試験終了。想像以上に疲れていました。謎の紙(後述)をもらい退出します。
(2).試験終了時にもらった謎の紙
試験終了後に、「終了の証明です」といった言葉と共に、謎の紙きれをもらいました。
試験を受けた証明書に見えましたが普通のコピー用紙。英語なのでぱっと見では分からず。
英文を少し追ってみると、SUCCESSとかCONGRATURATIONとかPASSいった単語が見えます。自宅に帰ってGoogle翻訳で見てみると、どうも「あなたはパスしました、おめでとう」といった文章のようです。ネットの他の情報によると、受験直後に暫定的な結果が分かるようです。いちおう合格したのか・・喜んでよいのかよく分からん。次の日、PMIから正式に合格通知が来て、一安心しました。
プロセス(process)は合格点、人(People)・ビジネス環境(Business environment)は合格点を上回ったようです。人(People)は学習していく中でもそこまでつまづかなかった分野だったので意外でした。
6.最後に
これで社内の必須資格は取り終えたのですっきりしました。
他の資格や、できればお休みしていた情報処理試験取得の活動を再開したいと思います!
社内で話を聞いただけですが、先述の、社内で開催されていた35時間事前研修では、受験テクニックのような指導も多く含まれていたようです。それにより合格者数を増やす事にもつながったと思います。
僕の場合、その恩恵を受けなかった残念さはあったものの、深い理解をともなう学習を長期間に渡って実施したおかげで、PMBOKの体系的な考え方は身についたと思います。
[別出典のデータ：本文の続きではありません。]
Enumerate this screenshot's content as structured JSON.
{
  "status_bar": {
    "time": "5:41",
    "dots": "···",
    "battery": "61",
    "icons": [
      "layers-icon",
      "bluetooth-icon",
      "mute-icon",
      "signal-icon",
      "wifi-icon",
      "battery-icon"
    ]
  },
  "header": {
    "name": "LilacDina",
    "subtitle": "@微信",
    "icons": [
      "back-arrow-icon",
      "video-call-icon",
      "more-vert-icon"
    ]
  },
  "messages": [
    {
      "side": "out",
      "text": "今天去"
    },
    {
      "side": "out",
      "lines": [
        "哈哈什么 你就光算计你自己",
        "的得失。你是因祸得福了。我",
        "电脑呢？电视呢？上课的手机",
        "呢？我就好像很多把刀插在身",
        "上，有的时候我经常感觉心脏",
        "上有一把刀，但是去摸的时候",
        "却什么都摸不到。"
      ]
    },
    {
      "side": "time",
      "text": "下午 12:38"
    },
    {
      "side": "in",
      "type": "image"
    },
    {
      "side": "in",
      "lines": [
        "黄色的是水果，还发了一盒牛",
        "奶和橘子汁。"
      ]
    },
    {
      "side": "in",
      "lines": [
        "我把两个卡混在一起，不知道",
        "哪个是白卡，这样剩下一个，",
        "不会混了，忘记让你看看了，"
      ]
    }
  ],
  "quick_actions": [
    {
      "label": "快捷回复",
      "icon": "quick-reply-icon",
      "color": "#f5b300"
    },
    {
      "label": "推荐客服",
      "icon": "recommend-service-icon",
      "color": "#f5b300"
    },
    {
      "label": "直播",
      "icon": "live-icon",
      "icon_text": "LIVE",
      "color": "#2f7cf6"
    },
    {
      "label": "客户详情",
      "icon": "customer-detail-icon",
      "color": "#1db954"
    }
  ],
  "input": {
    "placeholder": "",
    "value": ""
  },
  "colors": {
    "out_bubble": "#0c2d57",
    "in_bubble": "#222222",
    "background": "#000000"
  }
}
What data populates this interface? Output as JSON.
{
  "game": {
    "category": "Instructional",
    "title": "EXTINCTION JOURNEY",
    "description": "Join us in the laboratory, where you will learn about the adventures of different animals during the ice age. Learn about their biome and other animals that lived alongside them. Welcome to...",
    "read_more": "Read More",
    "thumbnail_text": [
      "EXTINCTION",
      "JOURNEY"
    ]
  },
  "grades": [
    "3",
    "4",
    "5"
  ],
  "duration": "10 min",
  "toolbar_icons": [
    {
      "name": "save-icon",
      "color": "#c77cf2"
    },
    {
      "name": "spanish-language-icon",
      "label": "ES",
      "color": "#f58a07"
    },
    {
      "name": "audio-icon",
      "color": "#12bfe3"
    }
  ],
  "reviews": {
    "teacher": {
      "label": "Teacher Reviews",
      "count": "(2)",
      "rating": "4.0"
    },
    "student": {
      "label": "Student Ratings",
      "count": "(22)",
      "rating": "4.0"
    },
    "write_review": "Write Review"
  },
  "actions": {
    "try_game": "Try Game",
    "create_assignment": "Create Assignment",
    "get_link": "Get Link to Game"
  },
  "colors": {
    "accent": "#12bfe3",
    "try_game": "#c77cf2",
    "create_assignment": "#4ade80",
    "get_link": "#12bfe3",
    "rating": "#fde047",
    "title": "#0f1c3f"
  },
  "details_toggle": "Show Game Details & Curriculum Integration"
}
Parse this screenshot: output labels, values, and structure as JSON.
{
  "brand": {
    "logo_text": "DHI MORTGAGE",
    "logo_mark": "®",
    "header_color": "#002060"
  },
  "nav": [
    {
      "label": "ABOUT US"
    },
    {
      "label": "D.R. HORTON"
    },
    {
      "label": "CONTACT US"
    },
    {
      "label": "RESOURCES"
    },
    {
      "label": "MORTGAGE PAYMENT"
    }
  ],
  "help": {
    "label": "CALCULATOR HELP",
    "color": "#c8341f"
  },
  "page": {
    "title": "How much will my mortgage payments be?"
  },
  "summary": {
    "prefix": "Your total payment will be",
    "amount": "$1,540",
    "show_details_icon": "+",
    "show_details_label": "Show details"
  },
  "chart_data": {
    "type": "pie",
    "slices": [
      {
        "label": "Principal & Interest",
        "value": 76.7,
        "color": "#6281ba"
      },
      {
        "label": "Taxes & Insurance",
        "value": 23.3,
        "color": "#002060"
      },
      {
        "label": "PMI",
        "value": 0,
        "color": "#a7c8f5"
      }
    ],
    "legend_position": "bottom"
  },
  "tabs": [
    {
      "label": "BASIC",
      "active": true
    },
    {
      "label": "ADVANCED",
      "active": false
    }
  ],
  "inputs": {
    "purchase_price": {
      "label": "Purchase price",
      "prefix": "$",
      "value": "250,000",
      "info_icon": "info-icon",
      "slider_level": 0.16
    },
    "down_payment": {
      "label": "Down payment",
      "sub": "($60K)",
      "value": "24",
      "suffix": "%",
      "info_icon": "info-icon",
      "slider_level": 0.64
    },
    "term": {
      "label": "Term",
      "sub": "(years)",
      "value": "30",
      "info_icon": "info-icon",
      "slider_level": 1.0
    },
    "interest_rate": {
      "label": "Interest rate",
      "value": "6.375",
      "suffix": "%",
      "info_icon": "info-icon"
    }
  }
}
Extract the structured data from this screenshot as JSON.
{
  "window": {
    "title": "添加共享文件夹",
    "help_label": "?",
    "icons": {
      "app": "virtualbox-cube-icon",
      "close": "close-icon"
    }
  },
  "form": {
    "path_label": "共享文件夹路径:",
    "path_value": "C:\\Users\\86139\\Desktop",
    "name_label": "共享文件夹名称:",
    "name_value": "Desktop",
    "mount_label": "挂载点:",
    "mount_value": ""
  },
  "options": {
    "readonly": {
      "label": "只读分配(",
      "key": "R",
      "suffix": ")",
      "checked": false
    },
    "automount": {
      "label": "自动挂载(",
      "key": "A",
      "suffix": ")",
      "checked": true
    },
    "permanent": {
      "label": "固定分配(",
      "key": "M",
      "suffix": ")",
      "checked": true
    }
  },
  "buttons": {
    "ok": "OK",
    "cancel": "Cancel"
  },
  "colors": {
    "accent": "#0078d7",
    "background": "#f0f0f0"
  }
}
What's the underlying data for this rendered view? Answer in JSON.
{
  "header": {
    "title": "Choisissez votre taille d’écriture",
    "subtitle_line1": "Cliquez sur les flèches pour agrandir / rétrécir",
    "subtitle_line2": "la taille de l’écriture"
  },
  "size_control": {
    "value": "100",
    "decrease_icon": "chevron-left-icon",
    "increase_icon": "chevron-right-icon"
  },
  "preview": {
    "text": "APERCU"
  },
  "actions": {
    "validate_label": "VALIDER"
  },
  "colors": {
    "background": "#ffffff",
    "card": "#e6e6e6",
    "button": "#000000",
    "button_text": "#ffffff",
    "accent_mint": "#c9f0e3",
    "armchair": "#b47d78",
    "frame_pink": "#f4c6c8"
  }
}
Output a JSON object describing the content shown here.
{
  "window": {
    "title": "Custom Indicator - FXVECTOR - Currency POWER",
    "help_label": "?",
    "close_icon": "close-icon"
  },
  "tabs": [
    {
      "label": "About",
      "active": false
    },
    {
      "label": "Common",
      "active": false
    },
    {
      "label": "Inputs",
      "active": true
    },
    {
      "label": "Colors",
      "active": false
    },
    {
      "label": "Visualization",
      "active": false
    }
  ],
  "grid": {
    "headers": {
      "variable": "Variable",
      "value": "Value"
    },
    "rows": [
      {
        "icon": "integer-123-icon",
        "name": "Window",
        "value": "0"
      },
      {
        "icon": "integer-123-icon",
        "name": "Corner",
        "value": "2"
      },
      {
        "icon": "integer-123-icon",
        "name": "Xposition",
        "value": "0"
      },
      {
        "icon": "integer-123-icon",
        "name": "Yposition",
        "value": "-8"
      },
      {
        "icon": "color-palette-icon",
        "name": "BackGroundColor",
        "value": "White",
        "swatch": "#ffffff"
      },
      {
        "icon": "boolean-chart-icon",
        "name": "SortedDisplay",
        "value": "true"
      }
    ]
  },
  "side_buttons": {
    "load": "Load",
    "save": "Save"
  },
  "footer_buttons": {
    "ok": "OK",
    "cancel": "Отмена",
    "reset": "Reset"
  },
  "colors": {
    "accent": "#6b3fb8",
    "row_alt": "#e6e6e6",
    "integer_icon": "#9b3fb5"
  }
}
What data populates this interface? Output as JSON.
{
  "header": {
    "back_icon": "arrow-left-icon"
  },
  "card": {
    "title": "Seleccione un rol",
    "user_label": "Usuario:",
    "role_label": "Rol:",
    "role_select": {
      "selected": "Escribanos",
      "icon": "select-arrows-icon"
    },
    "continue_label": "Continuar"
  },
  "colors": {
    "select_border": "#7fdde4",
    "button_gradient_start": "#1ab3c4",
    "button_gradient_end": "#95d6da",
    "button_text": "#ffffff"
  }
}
体系的な知識や理解があれば、カリスマや勢いがなくても、プロジェクトをリードする事ができると感じています。もちろんカリスマや勢いは重責を担っていくために必要ですが、根が技術者の僕からすれば、PMBOKをプログラム言語を覚えるように理解して使える事が重要だと考えています。
今後もプロジェクトマネジメント技術を積み重ねて実務で発揮できるよう、がんばっていきます。
※試験の際には、陰ながらさまざまな方の支援や応援をいただきました。この場を借りてお礼申し上げます。
7.番外編(暗記カードの中身)
「こういう点が重要」と思った事、間違いやすかったことを暗記カードにして電車などで読み返しました。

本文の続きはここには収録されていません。